Vision McMillan Partners, LLC was selected as the Land Development Partner for this project (the submittal made by Vision McMillan Partners, LLC in response to the solicitation above is not publicly available, nor are any competing bids). Management of projects under the NCRC portfolio were transferred to the Deputy Mayor for Planning and Economic Development in October 2007 following the selection of Vision McMillan Partners, LLC. With the dissolution of NCRC, the District did not wish to serve in its capacity as Master Developer and subsequently ceded these rights to Vision McMillan Partners, LLC.
Prior to changing the role of Vision McMillan Partners, LLC from Land Development Partner to Master Developer, the District, represented through DMPED, VMP, LLC, and the McMillan Advisory Group (MAG) signed a letter of commitment on December 10, 2007. Then project manager for DMPED, McClinton Jackson III signed on behalf of DMPED, two persons (names illegible) signed on behalf of VMP, LLC, and Tony Norman signed on behalf of the MAG. Among other things, this letter agreed to the change in the role of VMP, LLC were they to abide by a series of activities.

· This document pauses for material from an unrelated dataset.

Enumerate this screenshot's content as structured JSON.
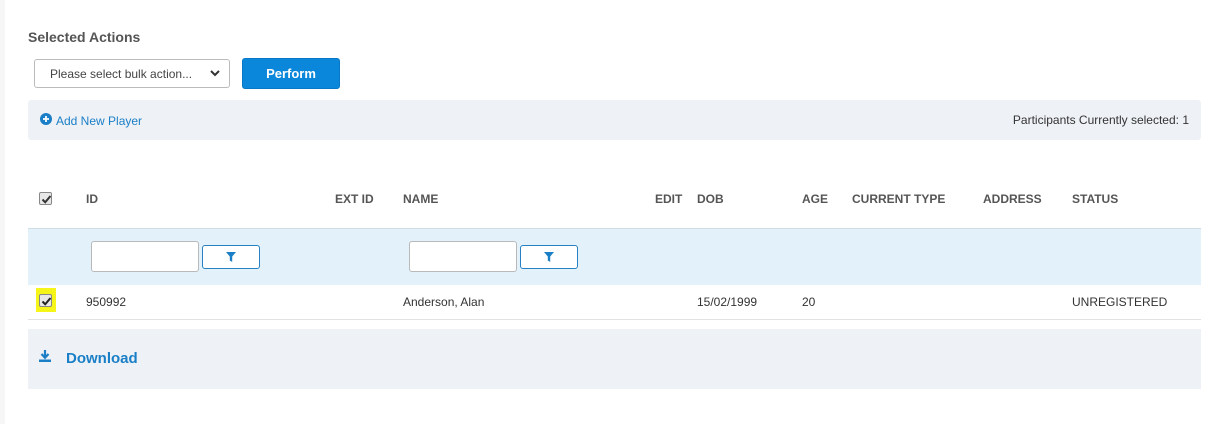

One such commitment was to use the Office of Planning’s Summary Recommendations for Site Revitatlization frmo February 2002 (addressed earlier).
Subsequent to signing the letter of commitment, Vision McMillan Partners, LLC, through Leroy Eakin III and Robert Youngentab, and the District of Columbia, through DMPED and Neil O. Albert, signed a summary term sheet on December 20, 2007 (need to add this link). This term sheet identified the transition of VMP, LLC from Land Development Partners to Master Developer along with a number of general terms governing land development, vertical development and other compliance requirements. At this time, VMP was comprised of EYA, LLC; the Jair Lynch Companies/MacFarlane Partners; Smoot Construction; Urban Services System Corporation; the Alexander Company; and, StreetSense. This consortium was to have no less than 20% of the equity capital invested into the project invested by LSDBE firms. These firms were Smoot, USSC and JLC.